I started playing the Alto Saxophone in about fourth grade. I played Alto and Tenor Sax and Clarinet in school marching and jazz bands into high school.  Sometime in 1966 I got my first guitar.  I have no memory of where it came from or how I got it, but I can remember teaching myself to play the chords. My sister Lynn and I would harmonize on the songs of the 60s – like “Blowin’ in the Wind” and “The Cruel War is Raging”.  I continued to play and teach myself the guitar and eventually picked up an old Kay electric bass.

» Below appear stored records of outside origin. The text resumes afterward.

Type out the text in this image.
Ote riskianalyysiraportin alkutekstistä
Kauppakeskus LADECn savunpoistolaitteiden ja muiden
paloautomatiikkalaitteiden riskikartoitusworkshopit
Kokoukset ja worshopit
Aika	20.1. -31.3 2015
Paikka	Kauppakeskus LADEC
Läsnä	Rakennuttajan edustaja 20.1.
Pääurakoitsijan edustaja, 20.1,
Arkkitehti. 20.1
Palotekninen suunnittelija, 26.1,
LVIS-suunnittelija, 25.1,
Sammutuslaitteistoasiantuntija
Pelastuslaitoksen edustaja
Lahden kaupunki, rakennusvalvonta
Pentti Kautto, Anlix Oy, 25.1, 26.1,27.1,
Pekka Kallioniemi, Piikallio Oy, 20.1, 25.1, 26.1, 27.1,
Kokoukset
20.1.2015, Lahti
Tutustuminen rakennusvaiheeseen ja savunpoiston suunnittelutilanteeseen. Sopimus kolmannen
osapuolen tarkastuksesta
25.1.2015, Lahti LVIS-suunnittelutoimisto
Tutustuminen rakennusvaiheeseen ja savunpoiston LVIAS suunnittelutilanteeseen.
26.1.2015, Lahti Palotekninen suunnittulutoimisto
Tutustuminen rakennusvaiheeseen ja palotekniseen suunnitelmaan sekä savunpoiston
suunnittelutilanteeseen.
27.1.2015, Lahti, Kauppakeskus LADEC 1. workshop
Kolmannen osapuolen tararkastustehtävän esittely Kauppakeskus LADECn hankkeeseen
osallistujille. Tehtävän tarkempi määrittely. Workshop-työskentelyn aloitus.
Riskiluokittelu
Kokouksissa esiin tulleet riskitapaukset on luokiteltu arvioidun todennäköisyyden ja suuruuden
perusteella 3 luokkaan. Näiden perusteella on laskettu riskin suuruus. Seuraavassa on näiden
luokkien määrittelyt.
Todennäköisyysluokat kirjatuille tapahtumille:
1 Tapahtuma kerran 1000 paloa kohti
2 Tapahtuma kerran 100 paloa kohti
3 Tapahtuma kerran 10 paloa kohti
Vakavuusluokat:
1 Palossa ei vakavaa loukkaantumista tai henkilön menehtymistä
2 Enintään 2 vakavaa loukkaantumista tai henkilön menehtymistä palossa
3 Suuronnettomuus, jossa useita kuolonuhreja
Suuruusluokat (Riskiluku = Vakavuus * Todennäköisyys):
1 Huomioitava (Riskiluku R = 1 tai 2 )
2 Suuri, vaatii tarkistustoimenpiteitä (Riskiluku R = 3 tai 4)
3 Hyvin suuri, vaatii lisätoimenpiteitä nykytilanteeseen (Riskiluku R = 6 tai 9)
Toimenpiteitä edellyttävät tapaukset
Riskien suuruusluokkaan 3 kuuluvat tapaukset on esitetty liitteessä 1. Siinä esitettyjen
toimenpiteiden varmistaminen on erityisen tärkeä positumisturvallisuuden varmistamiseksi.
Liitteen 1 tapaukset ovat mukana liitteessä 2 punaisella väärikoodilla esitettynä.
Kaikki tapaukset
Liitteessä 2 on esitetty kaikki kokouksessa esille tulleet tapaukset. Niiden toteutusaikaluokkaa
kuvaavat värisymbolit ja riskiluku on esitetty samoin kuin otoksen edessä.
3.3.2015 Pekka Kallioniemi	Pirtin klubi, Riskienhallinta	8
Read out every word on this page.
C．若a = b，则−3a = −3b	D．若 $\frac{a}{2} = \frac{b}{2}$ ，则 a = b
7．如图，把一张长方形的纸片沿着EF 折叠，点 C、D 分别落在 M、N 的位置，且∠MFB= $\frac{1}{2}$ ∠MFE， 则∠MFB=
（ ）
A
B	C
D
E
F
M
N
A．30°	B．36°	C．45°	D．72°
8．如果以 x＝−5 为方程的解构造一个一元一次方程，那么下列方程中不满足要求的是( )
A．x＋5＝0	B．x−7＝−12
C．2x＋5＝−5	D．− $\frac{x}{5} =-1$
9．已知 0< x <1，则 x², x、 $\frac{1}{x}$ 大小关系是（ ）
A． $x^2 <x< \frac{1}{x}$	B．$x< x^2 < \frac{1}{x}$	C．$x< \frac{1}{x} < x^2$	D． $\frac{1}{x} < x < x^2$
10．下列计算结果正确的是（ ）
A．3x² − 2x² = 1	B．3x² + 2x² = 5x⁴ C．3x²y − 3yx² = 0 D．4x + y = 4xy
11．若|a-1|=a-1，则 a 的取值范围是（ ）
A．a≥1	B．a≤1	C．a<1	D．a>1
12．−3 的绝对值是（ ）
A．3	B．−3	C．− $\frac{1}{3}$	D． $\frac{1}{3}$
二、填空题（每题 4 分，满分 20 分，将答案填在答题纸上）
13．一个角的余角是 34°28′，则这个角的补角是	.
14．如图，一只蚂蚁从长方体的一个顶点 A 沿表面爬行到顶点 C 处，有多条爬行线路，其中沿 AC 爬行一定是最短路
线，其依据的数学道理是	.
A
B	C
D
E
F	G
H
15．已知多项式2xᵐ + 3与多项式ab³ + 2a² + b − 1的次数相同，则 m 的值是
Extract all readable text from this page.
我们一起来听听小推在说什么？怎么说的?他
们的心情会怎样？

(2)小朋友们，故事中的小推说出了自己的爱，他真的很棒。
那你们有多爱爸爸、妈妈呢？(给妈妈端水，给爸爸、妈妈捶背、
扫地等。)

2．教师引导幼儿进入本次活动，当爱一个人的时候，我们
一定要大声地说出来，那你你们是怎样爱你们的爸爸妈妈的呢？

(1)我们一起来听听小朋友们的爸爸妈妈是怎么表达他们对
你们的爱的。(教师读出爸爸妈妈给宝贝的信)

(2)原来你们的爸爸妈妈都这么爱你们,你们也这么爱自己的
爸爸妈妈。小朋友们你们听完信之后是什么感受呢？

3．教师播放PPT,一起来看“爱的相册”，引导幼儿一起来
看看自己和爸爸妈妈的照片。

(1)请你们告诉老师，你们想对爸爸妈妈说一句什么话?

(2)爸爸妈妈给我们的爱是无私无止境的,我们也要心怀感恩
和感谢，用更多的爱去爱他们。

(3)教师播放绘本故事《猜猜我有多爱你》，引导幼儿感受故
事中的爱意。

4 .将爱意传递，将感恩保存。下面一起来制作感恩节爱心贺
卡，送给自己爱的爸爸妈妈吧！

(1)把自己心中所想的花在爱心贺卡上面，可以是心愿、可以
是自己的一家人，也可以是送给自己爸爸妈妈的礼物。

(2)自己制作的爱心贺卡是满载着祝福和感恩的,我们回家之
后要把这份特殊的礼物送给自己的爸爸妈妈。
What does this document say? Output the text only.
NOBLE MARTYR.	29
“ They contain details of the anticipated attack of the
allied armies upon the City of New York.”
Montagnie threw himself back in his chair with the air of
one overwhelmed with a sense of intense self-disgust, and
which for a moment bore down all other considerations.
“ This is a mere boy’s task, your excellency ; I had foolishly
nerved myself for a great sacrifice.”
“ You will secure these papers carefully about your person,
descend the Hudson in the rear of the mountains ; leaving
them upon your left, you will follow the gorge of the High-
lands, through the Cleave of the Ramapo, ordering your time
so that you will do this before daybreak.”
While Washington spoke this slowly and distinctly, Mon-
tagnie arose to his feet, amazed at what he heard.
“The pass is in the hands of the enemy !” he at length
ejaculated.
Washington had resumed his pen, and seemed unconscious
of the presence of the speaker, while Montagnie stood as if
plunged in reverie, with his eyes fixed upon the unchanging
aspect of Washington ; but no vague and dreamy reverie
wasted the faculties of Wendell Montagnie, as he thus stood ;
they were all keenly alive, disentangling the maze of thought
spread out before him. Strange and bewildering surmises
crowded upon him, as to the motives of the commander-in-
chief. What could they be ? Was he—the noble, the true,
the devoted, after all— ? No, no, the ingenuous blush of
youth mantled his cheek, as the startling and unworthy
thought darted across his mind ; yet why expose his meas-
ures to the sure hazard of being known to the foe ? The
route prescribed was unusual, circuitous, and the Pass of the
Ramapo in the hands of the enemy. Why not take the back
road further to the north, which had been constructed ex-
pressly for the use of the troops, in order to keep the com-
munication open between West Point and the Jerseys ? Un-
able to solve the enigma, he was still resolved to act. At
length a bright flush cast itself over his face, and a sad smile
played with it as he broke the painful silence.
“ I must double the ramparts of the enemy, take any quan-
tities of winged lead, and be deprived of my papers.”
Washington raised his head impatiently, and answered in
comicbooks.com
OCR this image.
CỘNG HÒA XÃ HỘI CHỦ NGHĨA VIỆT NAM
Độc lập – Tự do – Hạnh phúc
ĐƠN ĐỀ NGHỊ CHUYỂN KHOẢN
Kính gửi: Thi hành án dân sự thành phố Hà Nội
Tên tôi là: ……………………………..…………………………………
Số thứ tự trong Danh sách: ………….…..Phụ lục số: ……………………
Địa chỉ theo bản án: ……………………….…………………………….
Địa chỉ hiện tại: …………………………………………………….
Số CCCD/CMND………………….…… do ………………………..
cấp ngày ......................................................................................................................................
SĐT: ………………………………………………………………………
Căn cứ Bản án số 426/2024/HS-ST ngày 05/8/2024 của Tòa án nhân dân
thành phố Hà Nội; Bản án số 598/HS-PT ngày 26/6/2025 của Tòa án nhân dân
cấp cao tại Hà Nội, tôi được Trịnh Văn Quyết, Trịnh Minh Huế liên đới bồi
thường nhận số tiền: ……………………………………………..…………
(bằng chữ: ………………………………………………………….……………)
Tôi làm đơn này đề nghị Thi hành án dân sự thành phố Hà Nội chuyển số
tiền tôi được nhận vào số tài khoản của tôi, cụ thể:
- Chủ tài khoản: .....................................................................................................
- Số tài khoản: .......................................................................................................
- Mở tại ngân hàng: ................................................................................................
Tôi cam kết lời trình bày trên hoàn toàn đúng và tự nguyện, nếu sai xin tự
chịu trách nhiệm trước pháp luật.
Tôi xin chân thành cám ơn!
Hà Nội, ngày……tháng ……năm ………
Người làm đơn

I began my performing career playing bass in the local rock bands of the time.  I liked the bass because I could hide in the shadows towards the back of the band and not be the center of attention.

The first strong musical influences for me were the rock bands of the late ‘60s…The Rolling Stones, Cream, The Allman Brothers Band and others.  When listening to and learning their music I began to research the origins of songs like “Crossroads”, “Love in Vain” and “Statesboro Blues”. I found myself learning about and listening to the likes of Robert Johnson, Blind Willie McTell, Blind Willie Johnson, Rev. Robert Wilkins, Muddy Waters, Elmore James and others. That was the beginning of my deep love of the blues.

After graduating from high school, getting married and having kids my guitar found a comfortable corner and I didn’t play a lot for about 20 years.  Occasionally I would pick it up and play with a friend but my skill level remained about the same as it was when I left high school. In the early 1990s I purchased my first resonator guitar and began to learn the slide guitar of the delta blues.  I’ve been through lots of resonators since then – some say that my buying and selling of guitars is a sickness – but I have learned a lot. There’s still so much more to learn and I plan on learning all I can.

Musically, my first love is still the Delta Blues followed closely by Chicago Blues and other electric blues styles.  I also really enjoy Jazz, Dixieland Jazz, Bluegrass, Folk and many, many other styles of music.  I decided a number of years ago that since I can’t learn to play all of those styles well, I would concentrate on the Blues and only play around with other styles.  I wish I had the raw talent to learn it all but I’ll just have to be content with what I have and keep improving little by little.